In this project description, we presented several parts of the on-going XAINES project and how they connect in order to explain AI with narratives. The project’s runtime is scheduled until August 2024, and we want to conclude our contribution with a brief summary and an outlook on planned future work. For explanation generation, we focus on visual content: images and predictions of image classifiers, and (synthesized) motion in video data. So far, we completed work on image caption generation and synthesizing motion from textual descriptions, which can serve as integral components for implementing explainable AI for concrete use-cases, which we see in the medical domain and the development of automated driving. We are currently in the process of creating a resource of dancing and martial arts videos annotated with textual descriptions, which can be used for training both text-to-motion and motion-to-text models. For communicating explanations, we focus on interaction between user and machine: First, we exploit interaction in the IML framework, where we aim to improve explainable models based on user feedback.

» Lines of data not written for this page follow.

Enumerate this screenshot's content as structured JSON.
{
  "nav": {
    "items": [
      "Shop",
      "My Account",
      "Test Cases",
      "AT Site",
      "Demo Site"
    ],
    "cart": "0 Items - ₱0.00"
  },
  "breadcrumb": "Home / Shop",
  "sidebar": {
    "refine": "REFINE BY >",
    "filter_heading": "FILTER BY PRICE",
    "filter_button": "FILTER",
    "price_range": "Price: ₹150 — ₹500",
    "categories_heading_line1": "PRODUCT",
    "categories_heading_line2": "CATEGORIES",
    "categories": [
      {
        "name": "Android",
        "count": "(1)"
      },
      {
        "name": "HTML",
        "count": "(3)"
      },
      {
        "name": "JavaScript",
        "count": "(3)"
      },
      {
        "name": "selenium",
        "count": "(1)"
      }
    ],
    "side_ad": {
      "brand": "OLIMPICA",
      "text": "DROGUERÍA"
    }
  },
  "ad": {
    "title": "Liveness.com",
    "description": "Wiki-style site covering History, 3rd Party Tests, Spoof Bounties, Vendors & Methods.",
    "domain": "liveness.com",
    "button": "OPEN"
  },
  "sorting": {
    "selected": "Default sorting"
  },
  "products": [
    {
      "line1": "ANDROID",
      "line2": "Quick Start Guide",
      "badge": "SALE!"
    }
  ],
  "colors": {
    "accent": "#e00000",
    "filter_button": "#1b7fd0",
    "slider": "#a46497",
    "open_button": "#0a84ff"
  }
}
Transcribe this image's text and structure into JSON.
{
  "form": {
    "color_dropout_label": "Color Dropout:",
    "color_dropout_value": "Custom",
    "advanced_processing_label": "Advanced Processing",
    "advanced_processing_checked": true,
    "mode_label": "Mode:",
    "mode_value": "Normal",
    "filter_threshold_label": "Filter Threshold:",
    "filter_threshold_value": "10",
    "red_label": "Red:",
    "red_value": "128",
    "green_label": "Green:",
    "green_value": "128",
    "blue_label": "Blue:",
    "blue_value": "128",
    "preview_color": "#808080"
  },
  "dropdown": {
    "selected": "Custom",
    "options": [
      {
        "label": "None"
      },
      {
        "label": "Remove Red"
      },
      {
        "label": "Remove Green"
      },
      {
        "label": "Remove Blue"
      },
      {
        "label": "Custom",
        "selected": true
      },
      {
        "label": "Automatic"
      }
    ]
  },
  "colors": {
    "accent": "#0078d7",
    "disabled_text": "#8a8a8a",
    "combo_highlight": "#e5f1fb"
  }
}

This feedback can take many forms, and currently we focus on learning from feedback in the form of an explanation from user to machine, which has the potential to improve both the model and the model’s explanations. Planned next steps are to develop methods for learning classifiers from natural language explanations for tabular and multi-modal data as supported by the CLUES [75] and e-ViL [42] datasets. Second, we want to model the process of explaining as a conversational interaction between human and machine. Feldhus et al. [25] introduce a blueprint of such a system, and a next step towards enabling conversational explanations will be to implement the system conceptualized there. While there exists an open-source implementation for dialogue-based explanations based on tabular classification datasets by Slack et al. [85], the transfer to more challenging applications requires the collection of task-specific datasets, which is another planned step in our future research outline.